I may have actually caused or contributed to the problem by disabling the subject driver prior to running CPM’s Driver Uninstaller in an attempt to avoid in-use/access-denied type problems. Maybe(?) CPM would have handled things better without my “expert” proactivity.
- I then booted from my Windows 7 DVD. (My BIOS is set to boot first from the Optical Drive. If not done so already, you need to set yours similarly: Reboot and then, depending on your computer’s manufacturer, immediately press F2 or ESC or F10 or F11 or Whatever-gets-you-to-the-Setup-Screen. Get to a page where you can set the Boot Device Order where you’ll make the CD/DVD Drive first.)
Now that we’ve changed the boot order, restarted the machine with the Windows DVD in the tray, we’ll press any key when the choice is offered to boot from the CD/DVD. Windows will do just that.
Here we choose Repair Your Computer
We’ll then choose the Windows installation we want to mount and work with.
After a few more seconds, we’ll be presented with several Recovery Options and will choose the last, Command Prompt.
Next, we’ll determine the mount point(s) for the volume(s) on the drive using the diskpart utility and the list volume sub-command. Here, C:\ is the boot volume (labeled “System Reserved”) and D:\ is the system volume (where the OS and User data are stored on most newer OEM installations. Yours may be different, so double-check!)
We will start with CHKDSK to repair and/or verify the file system and to deal with any bad sectors. You may safely ignore “Failed to transfer logged messages…” .

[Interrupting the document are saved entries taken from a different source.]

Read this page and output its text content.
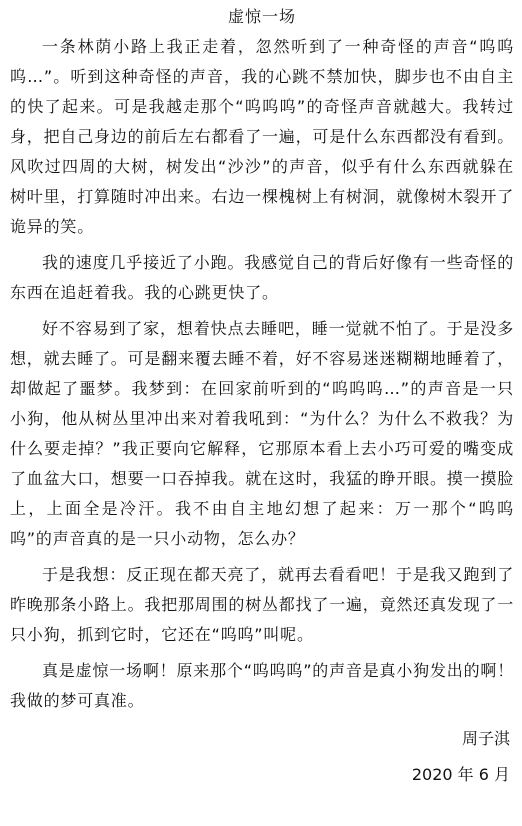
虚惊一场

一条林荫小路上我正走着，忽然听到了一种奇怪的声音“呜呜呜…”。听到这种奇怪的声音，我的心跳不禁加快，脚步也不由自主的快了起来。可是我越走那个“呜呜呜”的奇怪声音就越大。我转过身，把自己身边的前后左右都看了一遍，可是什么东西都没有看到。风吹过四周的大树，树发出“沙沙”的声音，似乎有什么东西就躲在树叶里，打算随时冲出来。右边一棵槐树上有树洞，就像树木裂开了诡异的笑。

我的速度几乎接近了小跑。我感觉自己的背后好像有一些奇怪的东西在追赶着我。我的心跳更快了。

好不容易到了家，想着快点去睡吧，睡一觉就不怕了。于是没多想，就去睡了。可是翻来覆去睡不着，好不容易迷迷糊糊地睡着了，却做起了噩梦。我梦到：在回家前听到的“呜呜呜…”的声音是一只小狗，他从树丛里冲出来对着我吼到：“为什么？为什么不救我？为什么要走掉？”我正要向它解释，它那原本看上去小巧可爱的嘴变成了血盆大口，想要一口吞掉我。就在这时，我猛的睁开眼。摸一摸脸上，上面全是冷汗。我不由自主地幻想了起来：万一那个“呜呜呜”的声音真的是一只小动物，怎么办？

于是我想：反正现在都天亮了，就再去看看吧！于是我又跑到了昨晚那条小路上。我把那周围的树丛都找了一遍，竟然还真发现了一只小狗，抓到它时，它还在“呜呜”叫呢。

真是虚惊一场啊！原来那个“呜呜呜”的声音是真小狗发出的啊！我做的梦可真准。

周子淇
2020 年 6 月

Upon completion of the CHKDSK we will run System File Checker (SFC), sfc /scannow
Based on the output of diskpart above, in this system, the correct command to run sfc is:
sfc /SCANNOW /OFFBOOTDIR=c:\ /OFFWINDIR=d:\Windows
You may (probably will) see errors that were detected and repaired. If no unrepaired errors remain, proceed to reboot and,to be thorough, choose Startup Repair in place of Command Prompt, above. If there are detected errors which COULD NOT be repaired, then we are in for considerably more work. However, there is a good chance that the system will become bootable and any unrepaired files may be dealt with later.
Finally, a personal note:
Comodo is a great company with many great products, several of which, they generously provide free of charge. Their SSL Certificates, Secure Email and Firewall products are tops and I’ve confidently used them for years. However, as good as it is in tracking most software installations, Comodo Programs Manager is not capable of reliably removing/uninstalling software/drivers that require an intervening reboot. I do not know of any third-party uninstaller that is. Therefore, I am going to listen to that ‘little voice’ that told me not to try it this time. I’ll never try it again… unless and until a publisher specifically indicates that its software will continue monitoring during-and-after reboot.
I’ve actually had fun cleaning up my mess. I hope this helps someone else.
Thanks again, Alexandru for providing the key.
Post Script: Do not, repeat: DO NOT , fiddle with the Registry at all.